If the goal of the attacks was to hurt Americans in the long term, that was accomplished by releasing approximately 2,000 tonnes of asbestos dust into the air when the planes crashed into the towers. Asbestos is a fibrous material that was used in the construction industry in the 1900s. The material was banned in the late 1900s, but many buildings still standing contain some form of asbestos. Unfortunately, some of those buildings included the towers that came tumbling down on 9/11.

The Asbestos Cloud

The asbestos-containing materials (ACM) within the towers did exactly what all other materials in the towers did on 9/11. They lit on fire, tore apart, crumbled and crashed to the ground. In the process, asbestos fibres were released into the environment where they were inhaled by the people trying to escape the towers, the rescue workers trying to get people out of the towers, and bystanders watching in awe as the buildings came down.

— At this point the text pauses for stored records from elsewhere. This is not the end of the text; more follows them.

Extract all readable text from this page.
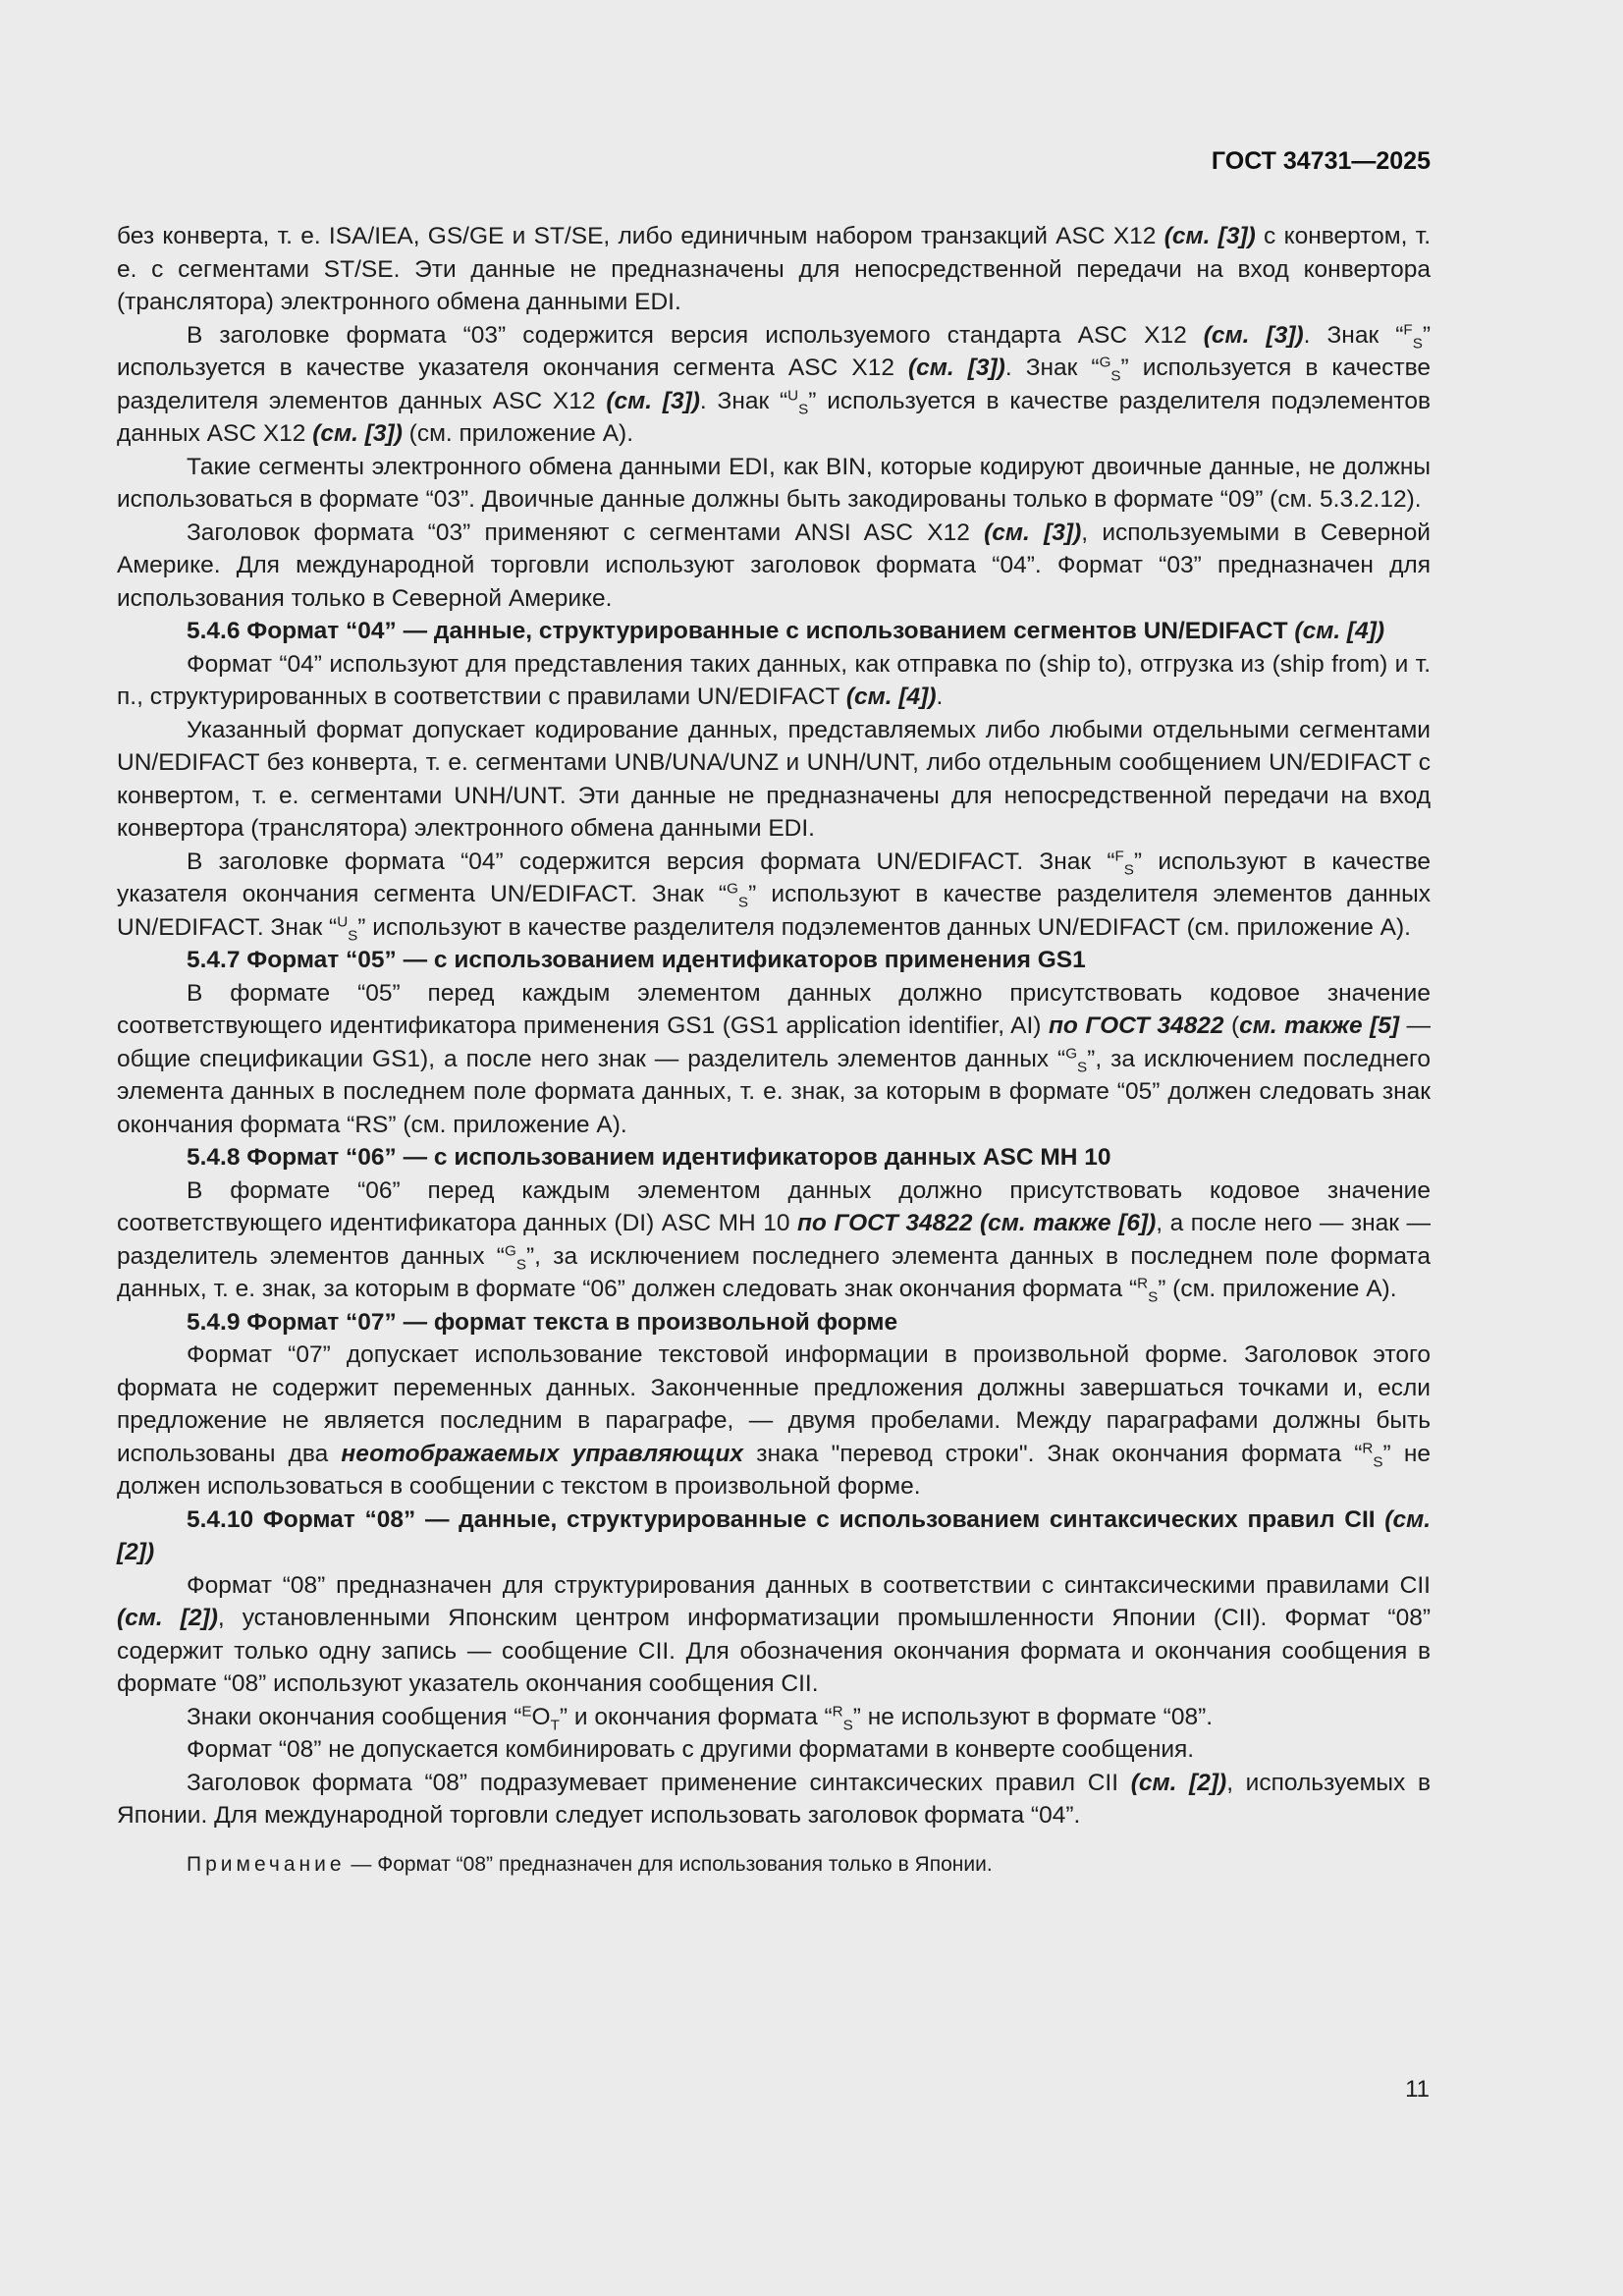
ГОСТ 34731—2025

без конверта, т. е. ISA/IEA, GS/GE и ST/SE, либо единичным набором транзакций ASC X12 (см. [3]) с конвертом, т. е. с сегментами ST/SE. Эти данные не предназначены для непосредственной передачи на вход конвертора (транслятора) электронного обмена данными EDI.

В заголовке формата “03” содержится версия используемого стандарта ASC X12 (см. [3]). Знак “$^F_S$” используется в качестве указателя окончания сегмента ASC X12 (см. [3]). Знак “$^G_S$” используется в качестве разделителя элементов данных ASC X12 (см. [3]). Знак “$^U_S$” используется в качестве разделителя подэлементов данных ASC X12 (см. [3]) (см. приложение А).

Такие сегменты электронного обмена данными EDI, как BIN, которые кодируют двоичные данные, не должны использоваться в формате “03”. Двоичные данные должны быть закодированы только в формате “09” (см. 5.3.2.12).

Заголовок формата “03” применяют с сегментами ANSI ASC X12 (см. [3]), используемыми в Северной Америке. Для международной торговли используют заголовок формата “04”. Формат “03” предназначен для использования только в Северной Америке.

5.4.6 Формат “04” — данные, структурированные с использованием сегментов UN/EDIFACT (см. [4])

Формат “04” используют для представления таких данных, как отправка по (ship to), отгрузка из (ship from) и т. п., структурированных в соответствии с правилами UN/EDIFACT (см. [4]).

Указанный формат допускает кодирование данных, представляемых либо любыми отдельными сегментами UN/EDIFACT без конверта, т. е. сегментами UNB/UNA/UNZ и UNH/UNT, либо отдельным сообщением UN/EDIFACT с конвертом, т. е. сегментами UNH/UNT. Эти данные не предназначены для непосредственной передачи на вход конвертора (транслятора) электронного обмена данными EDI.

В заголовке формата “04” содержится версия формата UN/EDIFACT. Знак “$^F_S$” используют в качестве указателя окончания сегмента UN/EDIFACT. Знак “$^G_S$” используют в качестве разделителя элементов данных UN/EDIFACT. Знак “$^U_S$” используют в качестве разделителя подэлементов данных UN/EDIFACT (см. приложение А).

5.4.7 Формат “05” — с использованием идентификаторов применения GS1

В формате “05” перед каждым элементом данных должно присутствовать кодовое значение соответствующего идентификатора применения GS1 (GS1 application identifier, AI) по ГОСТ 34822 (см. также [5] — общие спецификации GS1), а после него знак — разделитель элементов данных “$^G_S$”, за исключением последнего элемента данных в последнем поле формата данных, т. е. знак, за которым в формате “05” должен следовать знак окончания формата “RS” (см. приложение А).

5.4.8 Формат “06” — с использованием идентификаторов данных ASC MH 10

В формате “06” перед каждым элементом данных должно присутствовать кодовое значение соответствующего идентификатора данных (DI) ASC MH 10 по ГОСТ 34822 (см. также [6]), а после него — знак — разделитель элементов данных “$^G_S$”, за исключением последнего элемента данных в последнем поле формата данных, т. е. знак, за которым в формате “06” должен следовать знак окончания формата “$^R_S$” (см. приложение А).

5.4.9 Формат “07” — формат текста в произвольной форме

Формат “07” допускает использование текстовой информации в произвольной форме. Заголовок этого формата не содержит переменных данных. Законченные предложения должны завершаться точками и, если предложение не является последним в параграфе, — двумя пробелами. Между параграфами должны быть использованы два неотображаемых управляющих знака "перевод строки". Знак окончания формата “$^R_S$” не должен использоваться в сообщении с текстом в произвольной форме.

5.4.10 Формат “08” — данные, структурированные с использованием синтаксических правил CII (см. [2])

Формат “08” предназначен для структурирования данных в соответствии с синтаксическими правилами CII (см. [2]), установленными Японским центром информатизации промышленности Японии (CII). Формат “08” содержит только одну запись — сообщение CII. Для обозначения окончания формата и окончания сообщения в формате “08” используют указатель окончания сообщения CII.

Знаки окончания сообщения “$^EO_T$” и окончания формата “$^R_S$” не используют в формате “08”.

Формат “08” не допускается комбинировать с другими форматами в конверте сообщения.

Заголовок формата “08” подразумевает применение синтаксических правил CII (см. [2]), используемых в Японии. Для международной торговли следует использовать заголовок формата “04”.

Примечание — Формат “08” предназначен для использования только в Японии.

11
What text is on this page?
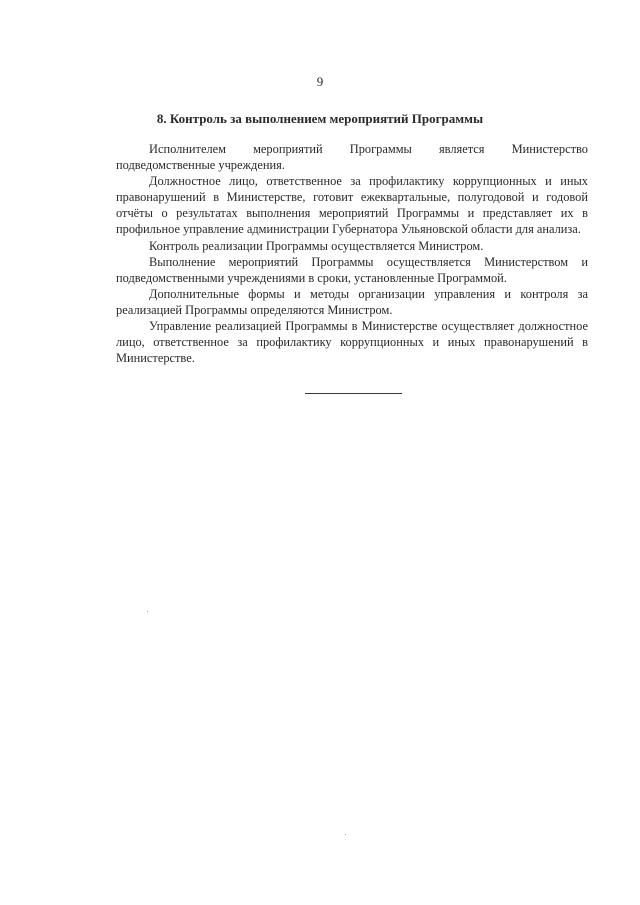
9
8. Контроль за выполнением мероприятий Программы

Исполнителем мероприятий Программы является Министерство подведомственные учреждения.

Должностное лицо, ответственное за профилактику коррупционных и иных правонарушений в Министерстве, готовит ежеквартальные, полугодовой и годовой отчёты о результатах выполнения мероприятий Программы и представляет их в профильное управление администрации Губернатора Ульяновской области для анализа.

Контроль реализации Программы осуществляется Министром.

Выполнение мероприятий Программы осуществляется Министерством и подведомственными учреждениями в сроки, установленные Программой.

Дополнительные формы и методы организации управления и контроля за реализацией Программы определяются Министром.

Управление реализацией Программы в Министерстве осуществляет должностное лицо, ответственное за профилактику коррупционных и иных правонарушений в Министерстве.
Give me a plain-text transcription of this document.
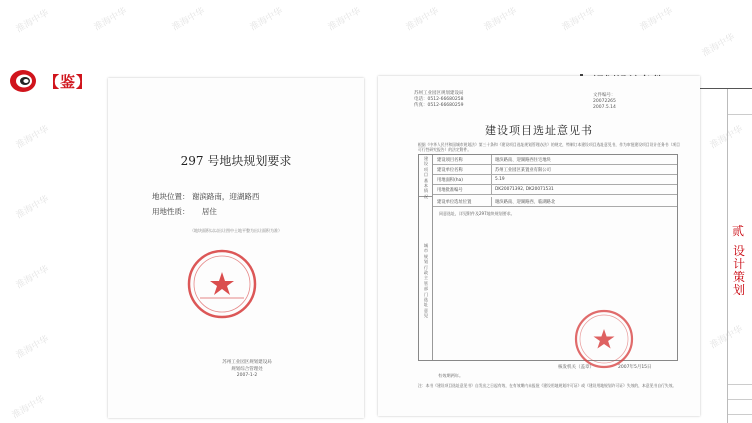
淮海中华	淮海中华	淮海中华	淮海中华	淮海中华	淮海中华	淮海中华	淮海中华	淮海中华
淮海中华
淮海中华
淮海中华
淮海中华
淮海中华
淮海中华
淮海中华
淮海中华
【鉴】
297 号地块规划要求
地块位置： 谢滨路南，迎湖路西
用地性质： 居住
（地块面积以以出让图中土地平整为出让面积为准）
苏州工业园区规划建设局
规划综合管理处
2007-1-2
苏州工业园区规划建设局
电话：0512-66680258
传真：0512-66680259
文件编号：
20072265
2007.5.14
建设项目选址意见书
根据《中华人民共和国城市规划法》第三十条和《建设项目选址规划管理办法》的规定，特制订本建设项目选址意见书，作为审批建设项目设计任务书（项目可行性研究报告）的法定附件。
建设项目基本情况
城市规划行政主管部门选址意见
建设项目名称	谢滨路南、迎湖路西住宅地块
建设单位名称	苏州工业园区某置业有限公司
用地面积(ha)	5.19
用地批准编号	DK20071392, DK20071531
建设单位选址位置	谢滨路南、迎湖路西、临湖路北
同意选址，详见附件及297地块规划要求。
核发机关（盖章）	2007年5月15日
有效期两年。
注：本书《建设项目选址意见书》自发出之日起有效，在有效期内未报批《建设用地规划许可证》或《建设用地规划许可证》失效的，本意见书自行失效。
贰
设计策划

Anyone within the vicinity of those towers on 9/11 is now in danger of developing mesothelioma. This is a form of cancer that is directly associated with exposure to asbestos. While most people suffer from this cancer after inhaling asbestos fibres over a period of months or years in the work environment, anyone who comes in contact with asbestos is in danger.

Due to the large amount of asbestos dust released into the environment on 9/11, it is possible that those in the area of the towers on that fateful day will develop mesothelioma within the next 15-20 years. Short term exposure may not be the most common route to the disease, but short term exposure of this magnitude is likely to have consequences.

Where Did It Go?

The people involved in the 9/11 attacks and those watching from the sidelines likely inhaled a lot of the asbestos fibres that were released into the air that day. It is possible that the rest of the fibres lingered in the New York air and spread to other areas as the dust started to settle. Since asbestos fibres are not seen by the eye, it is impossible to say with certainty where all of that dust went.

Those involved with the cleanup after the event may have something to worry about as well. It is likely that asbestos dust continued to pollute the air as the wreckage was cleaned up since that wreckage included asbestos materials in a crumbled or broken state.

When you consider that thousands of people were exposed to tonnes of asbestos dust on that day, you can look forward to a drastic increase in mesothelioma cases around year 2020. It takes a couple decades for this form of cancer to make itself known, so the survivors and rescue workers will wait uneasily until they know the long-term ramifications of that day.